Il processo di primo grado per l’omicidio di Antonio Natale, il pusher ventiduenne ucciso il 4 ottobre 2021 nel Parco Verde di Caivano, si è concluso con le sentenze emesse dalla Corte d’Assise di Napoli. Emanuele D’Agostino ed Emanuele Ricci sono stati condannati entrambi a 28 anni di reclusione. Pene più lievi, pari a 16 anni, sono state inflitte a Domenico Bervicato, Carlo Avventurato, Bruno Avventurato e Gennaro Pacilio, in virtù di una limitata collaborazione offerta durante le indagini.

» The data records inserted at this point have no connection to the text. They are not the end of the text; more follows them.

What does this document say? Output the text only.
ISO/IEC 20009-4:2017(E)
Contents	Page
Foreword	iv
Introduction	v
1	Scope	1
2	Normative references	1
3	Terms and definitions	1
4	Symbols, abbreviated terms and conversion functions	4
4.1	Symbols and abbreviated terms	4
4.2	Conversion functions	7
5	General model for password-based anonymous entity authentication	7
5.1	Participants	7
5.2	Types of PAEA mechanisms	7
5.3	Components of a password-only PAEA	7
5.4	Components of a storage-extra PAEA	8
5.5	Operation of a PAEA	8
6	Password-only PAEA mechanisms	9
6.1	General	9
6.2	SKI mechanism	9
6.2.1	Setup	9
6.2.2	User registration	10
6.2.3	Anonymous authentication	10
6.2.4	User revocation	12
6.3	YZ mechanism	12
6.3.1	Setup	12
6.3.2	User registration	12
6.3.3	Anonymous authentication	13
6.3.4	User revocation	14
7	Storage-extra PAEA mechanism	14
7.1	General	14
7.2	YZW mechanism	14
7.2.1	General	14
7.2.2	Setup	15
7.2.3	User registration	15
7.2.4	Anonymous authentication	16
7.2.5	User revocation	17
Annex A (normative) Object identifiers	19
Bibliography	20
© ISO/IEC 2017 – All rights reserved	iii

La decisione del tribunale ha suscitato diverse reazioni. L’avvocato Maurizio Raggi ha espresso insoddisfazione per la pena inflitta ai suoi assistiti che hanno collaborato, definendola “troppo sfavorevole” in rapporto a una collaborazione che, a suo dire, si è limitata alla confessione di fatti già ampiamente provati dalle forze dell’ordine e dai magistrati. Parallelamente, la famiglia della vittima si è dichiarata “sconcertata” dal fatto che agli imputati siano state riconosciute le attenuanti generiche.
La vicenda era iniziata con la scomparsa improvvisa di Antonio Natale, per la quale si era mobilitato l’intero quartiere di Caivano. Nonostante gli appelli e una fiaccolata, il forte sospetto di omicidio era persistente, tanto che la madre si era rivolta direttamente ai killer per richiedere la restituzione del corpo. Il cadavere del giovane, in avanzato stato di decomposizione, venne infine ritrovato presso un campo rom non autorizzato a Casola, vicino ai Regi Lagni. L’indagine ha accertato che Natale era stato assassinato proprio il giorno della sua scomparsa, dopo aver detto alla madre che sarebbe andato a Napoli.